Jim Brogan

Personal information
- Full name: James Andrew Brogan
- Date of birth: 5 June 1944
- Place of birth: Glasgow, Scotland
- Date of death: 24 September 2018 (aged 74)
- Position: Left back

Youth career
- St Roch's

Senior career*
- Years: Team / Apps / (Gls)
- 1963–1975: Celtic / 213 / (6)
- 1975–1976: Coventry City / 28 / (0)
- 1976–1978: Ayr United / 13 / (0)
- Total:  / 254 / (6)

International career
- 1969–1971: Scottish League XI / 2 / (0)
- 1971: Scotland / 4 / (0)

= Jim Brogan (Scottish footballer) =

Scottish footballer

James Andrew Brogan (5 June 1944 – 24 September 2018) was a Scottish footballer who played in over 200 league games for Jock Stein's highly successful Celtic sides of the late 1960s and early 1970s. He joined Celtic from local side St Roch's.

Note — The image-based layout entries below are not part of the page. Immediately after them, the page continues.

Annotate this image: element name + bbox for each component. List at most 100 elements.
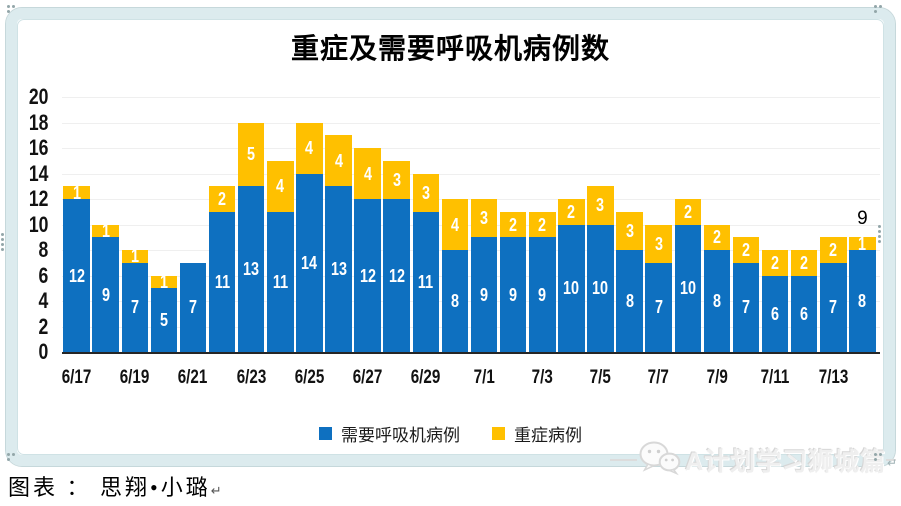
severe-value-label: 2 [771, 252, 780, 273]
ventilator-segment: 12 [63, 199, 90, 352]
ventilator-value-label: 5 [159, 310, 168, 331]
ventilator-value-label: 11 [214, 271, 230, 292]
bar-6/24: 11 4 [267, 97, 294, 352]
bar-6/25: 14 4 [296, 97, 323, 352]
resize-handle-top-left[interactable] [6, 4, 16, 14]
severe-value-label: 4 [276, 176, 285, 197]
severe-segment: 2 [208, 186, 236, 212]
ventilator-value-label: 6 [800, 303, 809, 324]
ventilator-value-label: 12 [388, 265, 405, 286]
ventilator-value-label: 13 [243, 259, 260, 280]
severe-value-label: 3 [421, 182, 430, 203]
resize-handle-bottom-right[interactable] [873, 452, 883, 462]
severe-segment: 3 [616, 211, 643, 250]
watermark-left-line [610, 459, 638, 461]
ventilator-segment: 10 [587, 224, 614, 352]
y-tick-label: 0 [38, 339, 48, 364]
ventilator-segment: 11 [412, 211, 440, 352]
severe-value-label: 2 [742, 240, 751, 260]
severe-value-label: 1 [130, 246, 139, 267]
severe-segment: 2 [761, 250, 789, 276]
x-tick-label: 6/19 [119, 367, 150, 388]
severe-value-label: 4 [363, 163, 372, 184]
ventilator-segment: 11 [208, 211, 236, 352]
severe-segment: 3 [412, 173, 440, 212]
severe-segment: 2 [499, 211, 527, 238]
severe-segment: 4 [296, 122, 323, 174]
bar-6/17: 12 1 [63, 97, 90, 352]
bar-6/23: 13 5 [237, 97, 265, 352]
ventilator-value-label: 10 [679, 278, 696, 299]
x-tick-label: 7/9 [706, 367, 728, 388]
caption-text: 图表 ： 思翔•小璐 [8, 475, 211, 500]
ventilator-value-label: 9 [101, 284, 110, 305]
y-tick-label: 14 [28, 160, 48, 186]
bar-6/22: 11 2 [208, 97, 236, 352]
ventilator-value-label: 14 [301, 252, 318, 273]
severe-segment: 4 [441, 199, 469, 250]
severe-segment: 1 [121, 246, 149, 267]
y-tick-label: 8 [38, 237, 48, 262]
resize-handle-right[interactable] [877, 224, 882, 244]
watermark-text: A计划学习狮城篇 [685, 448, 887, 476]
ventilator-value-label: 8 [450, 291, 459, 311]
severe-value-label: 5 [247, 144, 256, 165]
resize-handle-top-right[interactable] [873, 4, 883, 14]
legend-item-ventilator: 需要呼吸机病例 [319, 421, 460, 446]
ventilator-segment: 7 [645, 262, 672, 352]
y-tick-label: 4 [38, 288, 48, 313]
paragraph-mark-after-object: ↵ [887, 456, 898, 470]
severe-segment: 2 [820, 237, 847, 263]
severe-segment: 3 [470, 199, 498, 238]
ventilator-segment: 6 [790, 275, 818, 352]
ventilator-segment: 7 [179, 262, 207, 352]
ventilator-segment: 10 [674, 224, 702, 352]
severe-segment: 2 [674, 199, 702, 225]
chart-object-frame[interactable] [5, 7, 896, 467]
gridline [62, 122, 880, 124]
ventilator-segment: 8 [441, 250, 469, 352]
ventilator-segment: 9 [92, 237, 119, 352]
y-tick-label: 16 [28, 135, 48, 160]
severe-value-label: 2 [712, 227, 721, 248]
severe-value-label: 2 [683, 201, 692, 222]
x-tick-label: 7/13 [818, 367, 849, 388]
bar-7/4: 10 2 [558, 97, 585, 352]
ventilator-value-label: 12 [359, 265, 376, 286]
severe-segment: 2 [703, 224, 731, 250]
severe-value-label: 1 [159, 271, 168, 292]
ventilator-segment: 11 [267, 211, 294, 352]
y-tick-label: 10 [28, 211, 48, 237]
ventilator-value-label: 7 [188, 297, 197, 318]
gridline [62, 97, 880, 98]
x-tick-label: 6/23 [236, 367, 266, 388]
resize-handle-left[interactable] [0, 232, 5, 252]
bar-6/29: 11 3 [412, 97, 440, 352]
resize-handle-bottom-left[interactable] [6, 452, 16, 462]
watermark-right-line [886, 459, 896, 461]
ventilator-segment: 9 [470, 237, 498, 352]
ventilator-value-label: 11 [418, 271, 434, 292]
ventilator-value-label: 9 [538, 284, 547, 305]
bar-7/8: 10 2 [674, 97, 702, 352]
ventilator-value-label: 7 [654, 297, 663, 318]
bar-6/27: 12 4 [354, 97, 381, 352]
ventilator-value-label: 10 [592, 278, 609, 299]
ventilator-segment: 5 [150, 288, 178, 352]
severe-value-label: 4 [305, 138, 314, 158]
severe-segment: 3 [645, 224, 672, 263]
x-tick-label: 6/25 [294, 367, 325, 388]
severe-value-label: 4 [334, 150, 343, 171]
severe-segment: 1 [92, 222, 119, 240]
severe-segment: 2 [790, 250, 818, 276]
severe-value-label: 3 [392, 169, 401, 190]
severe-value-label: 2 [509, 214, 518, 235]
ventilator-value-label: 8 [712, 291, 721, 311]
ventilator-segment: 12 [383, 199, 410, 352]
ventilator-value-label: 8 [858, 291, 867, 311]
legend-label-severe: 重症病例 [514, 426, 582, 445]
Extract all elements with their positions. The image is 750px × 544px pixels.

Brogan played in the 1970 European Cup Final and won four caps for Scotland. He won Scottish League Championships in seven consecutive seasons from 1967–68 to 1973–74, four Scottish Cups in 1968–69, 1970–71, 1971–72 and 1973–74, and three Scottish League Cups in 1968–69, 1969–70 and 1974–75.

His older brother Frank also began his career at Celtic, though is better known as a player for Ipswich. The siblings played in two matches alongside one another for Celtic.

In 2017, Brogan's family confirmed that he had been suffering from dementia for several years, which they believed was connected to his football career. Brogan died on 24 September 2018, aged 74. His ashes are interred in Magheragallon Cemetery, Gweedore, County Donegal, Ireland.